I'll always be grateful to have been schooled by radio guys who scheduled their public service for prime time rather than burying in at four o'clock on a Sunday morning. (grrrrr)

Can't wait to hear those tapes:)

PhotoFlashbacks said...

I would love to hear those recordings as KCAC was before I arrived in Arizona. My Lady was born & raised in Scottsdale and I know she would remember them.

"Thanks!" Jeff & Jennifer... I look forward to progress being made.


Liz Boyle said...

Imagine radio content, at one time, deemed important enough to tape! Imagine, radio as a catalyst for social and political upheaval!
Imagine, radio playing a large part in a gereation's consciousness!

Thanks to people like Jeff and Jennifer who had the interest and foresight to tape, so that our children can hear how radio made a real human connection and how radio made a difference.

Handy Paul said...

Hey moderator, what happened to the topic on the AMEHOF? If it was not pertinent to the Bill Compton video post, why not just make it a separate thread? Heck, that was interesting stuff.

But speaking of Bill Compton, I don't know if this is 'off-track' or not, but I read where Governor Napolitano approved the bill last week that would provide state funding for the Decades Rock 'n' Roll Theme Park between Phoenix and Tucson.
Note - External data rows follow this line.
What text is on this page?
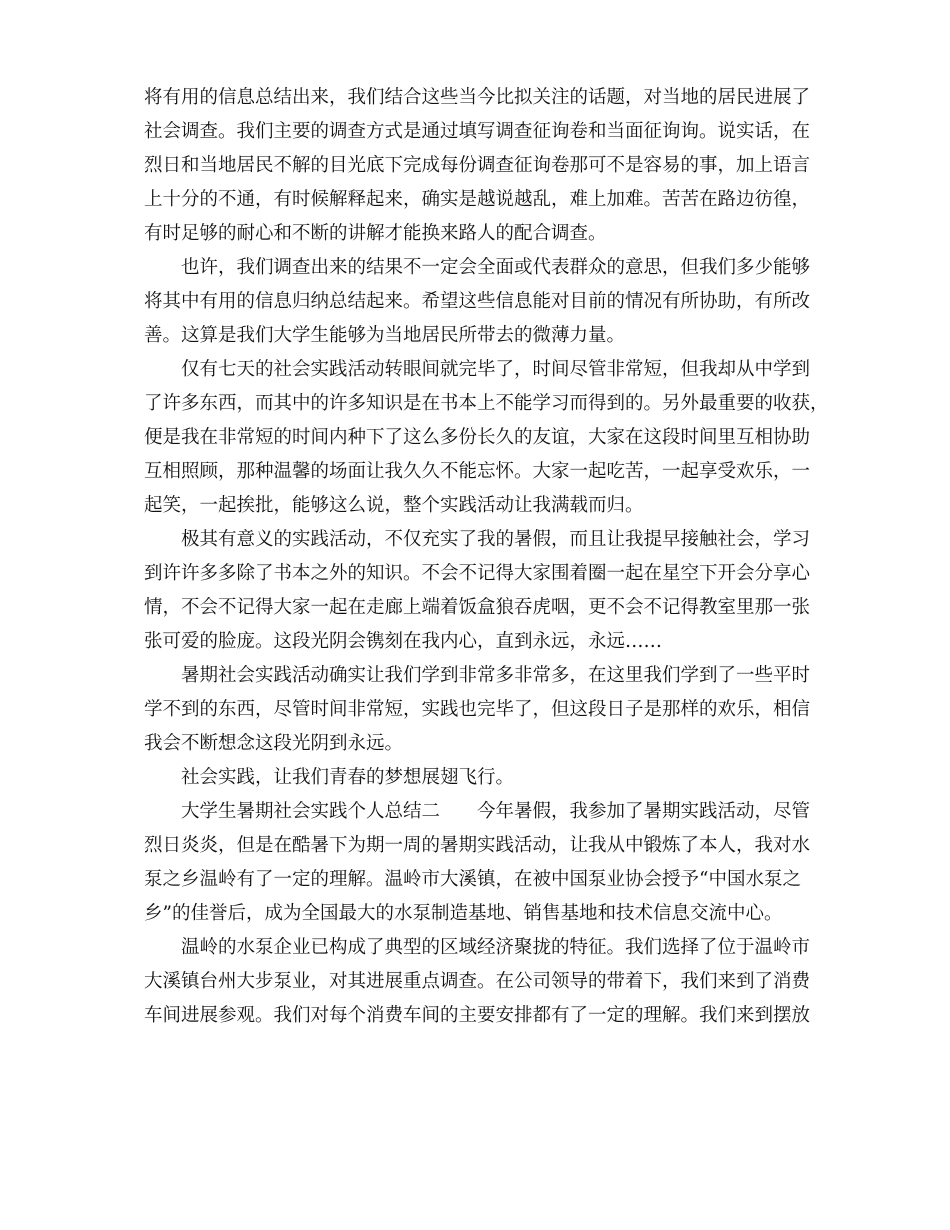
将有用的信息总结出来，我们结合这些当今比拟关注的话题，对当地的居民进展了
社会调查。我们主要的调查方式是通过填写调查征询卷和当面征询询。说实话，在
烈日和当地居民不解的目光底下完成每份调查征询卷那可不是容易的事，加上语言
上十分的不通，有时候解释起来，确实是越说越乱，难上加难。苦苦在路边彷徨，
有时足够的耐心和不断的讲解才能换来路人的配合调查。
也许，我们调查出来的结果不一定会全面或代表群众的意思，但我们多少能够
将其中有用的信息归纳总结起来。希望这些信息能对目前的情况有所协助，有所改
善。这算是我们大学生能够为当地居民所带去的微薄力量。
仅有七天的社会实践活动转眼间就完毕了，时间尽管非常短，但我却从中学到
了许多东西，而其中的许多知识是在书本上不能学习而得到的。另外最重要的收获，
便是我在非常短的时间内种下了这么多份长久的友谊，大家在这段时间里互相协助
互相照顾，那种温馨的场面让我久久不能忘怀。大家一起吃苦，一起享受欢乐，一
起笑，一起挨批，能够这么说，整个实践活动让我满载而归。
极其有意义的实践活动，不仅充实了我的暑假，而且让我提早接触社会，学习
到许许多多除了书本之外的知识。不会不记得大家围着圈一起在星空下开会分享心
情，不会不记得大家一起在走廊上端着饭盒狼吞虎咽，更不会不记得教室里那一张
张可爱的脸庞。这段光阴会镌刻在我内心，直到永远，永远……
暑期社会实践活动确实让我们学到非常多非常多，在这里我们学到了一些平时
学不到的东西，尽管时间非常短，实践也完毕了，但这段日子是那样的欢乐，相信
我会不断想念这段光阴到永远。
社会实践，让我们青春的梦想展翅飞行。
大学生暑期社会实践个人总结二　　今年暑假，我参加了暑期实践活动，尽管
烈日炎炎，但是在酷暑下为期一周的暑期实践活动，让我从中锻炼了本人，我对水
泵之乡温岭有了一定的理解。温岭市大溪镇，在被中国泵业协会授予“中国水泵之
乡”的佳誉后，成为全国最大的水泵制造基地、销售基地和技术信息交流中心。
温岭的水泵企业已构成了典型的区域经济聚拢的特征。我们选择了位于温岭市
大溪镇台州大步泵业，对其进展重点调查。在公司领导的带着下，我们来到了消费
车间进展参观。我们对每个消费车间的主要安排都有了一定的理解。我们来到摆放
I wonder how other KCAC lives viewers feel about this rock 'n' roll theme park? From one of the preliminary maps, there will be a Compton Terrace Amphitheater, and something called "Az Walk of Fame," I have no idea what the latter might be. I guess famous Arizona rockers? How many readers remember Legend City?

In case you are not familiar with Decades Rock 'n' Roll Theme Park, you can check out the park at the following URL,


pseudomine said...

I am wondering if I can get a copy of the interview with Ted Mote. Is that available anywhere? Ted is my dad. I would like to hear that and would like my kids to hear the grandpa they never had a chance to know. Tomorrow will be 26-years since my dad died. He had some amazing experiences and inspired so many, as a teacher, coach, civil libertarian, advocate and activist. He was also a great father. I miss him, and I would like to hear him again.

vagabondvet said...

Hi, pseudomine,

I sent Tom an email, hopefully he'll reply to you here. Keep checking back!

Tom Wright said...

Pseudomine - sorry for the long delay in responding. The good news is that the audio recording is available for free listening and downloading at (Look on the right side of the page. The Morris Starsky interview is also there.) I hope you and your children enjoy hearing this piece of Arizona history.